Davtian v. Gonzales
This text of 162 F. App'x 743 (Davtian v. Gonzales) is published on Counsel Stack Legal Research, covering Court of Appeals for the Ninth Circuit primary law. Counsel Stack provides free access to over 12 million legal documents including statutes, case law, regulations, and constitutions.
Opinion
MEMORANDUM
Anahit Davtian, a native and citizen of Armenia, petitions for review of an order of the Board of Immigration Appeals summarily affirming an immigration judge’s (“IJ”) order denying her applications for asylum, withholding of removal, and protection under the Convention Against Torture (“CAT”). We have jurisdiction under 8 U.S.C. § 1252. Reviewing for substantial evidence, see INS v. Elias-Zacarias, 502 U.S. 478, 481, 112 S.Ct. 812, 117 L.Ed.2d 38 (1992), we deny the petition for review.
Davtian, whose mother is from Azerbaijan, testified that she feared returning to Armenia because of persecution of Armenians of Azerbaijani descent. Yet, she acknowledged that after she allegedly fled Yerevan, Armenia’s capital, in December 1991, she returned there for months-long visits on at least three occasions between 1992 and 1994, without incident.1 Davtian also testified that she held an important position at a government-run academic institution in Yerevan, yet she did not claim that she lost her job or suffered any on-the-job mistreatment as a result of her ethnic heritage. The IJ’s adverse credibility finding is therefore supported by substantial evidence.2 See Berroteran-Melendez v. INS, 955 F.2d 1251, 1257-58 (9th Cir.1992) (denying petition for review for failure to present credible testimony demonstrating a genuine subjective fear of persecution).
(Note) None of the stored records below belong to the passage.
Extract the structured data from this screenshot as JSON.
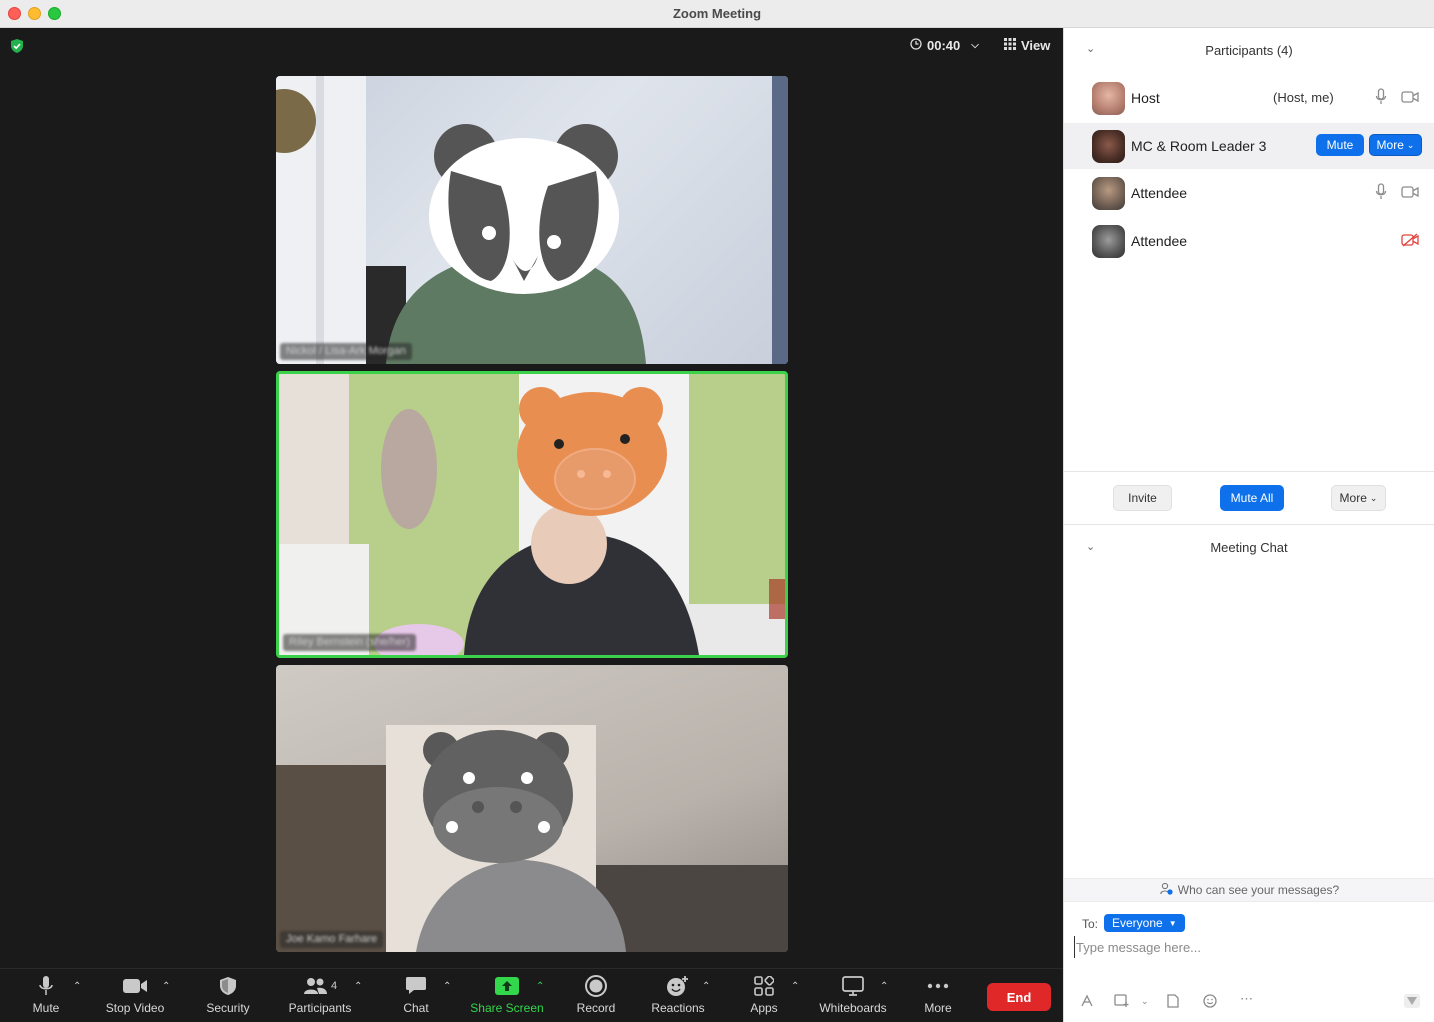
{
  "window": {
    "title": "Zoom Meeting"
  },
  "meeting": {
    "timer": "00:40",
    "view_label": "View"
  },
  "tiles": [
    {
      "name": "Nickol / Lisa-Ark Morgan",
      "mask": "badger"
    },
    {
      "name": "Riley Bernstein (she/her)",
      "mask": "pig"
    },
    {
      "name": "Joe Kamo Farhare",
      "mask": "hippo"
    }
  ],
  "toolbar": {
    "mute": "Mute",
    "stop_video": "Stop Video",
    "security": "Security",
    "participants": "Participants",
    "participants_count": "4",
    "chat": "Chat",
    "share_screen": "Share Screen",
    "record": "Record",
    "reactions": "Reactions",
    "apps": "Apps",
    "whiteboards": "Whiteboards",
    "more": "More",
    "end": "End"
  },
  "participants_panel": {
    "title": "Participants (4)",
    "rows": [
      {
        "name": "Host",
        "tag": "(Host, me)",
        "mic": "on",
        "video": "on"
      },
      {
        "name": "MC & Room Leader 3",
        "mute_label": "Mute",
        "more_label": "More"
      },
      {
        "name": "Attendee",
        "mic": "on",
        "video": "on"
      },
      {
        "name": "Attendee",
        "video": "off"
      }
    ],
    "invite": "Invite",
    "mute_all": "Mute All",
    "more": "More"
  },
  "chat_panel": {
    "title": "Meeting Chat",
    "who_can_see": "Who can see your messages?",
    "to_label": "To:",
    "to_value": "Everyone",
    "input_placeholder": "Type message here..."
  },
  "colors": {
    "accent": "#0e71eb",
    "end": "#e02828",
    "active_speaker": "#3bd14a",
    "share": "#32d74b",
    "video_off": "#e0443e"
  }
}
In the absence of credible testimony, Davtian failed to establish eligibility for asylum, withholding of removal, or relief under the CAT. See Farah v. Ashcroft, 348 F.3d 1153,1156 (9th Cir.2003).
PETITION FOR REVIEW DENIED.
This disposition is not appropriate for publication and may not be cited to or by the courts of this circuit except as provided by 9th Cir. R. 36-3.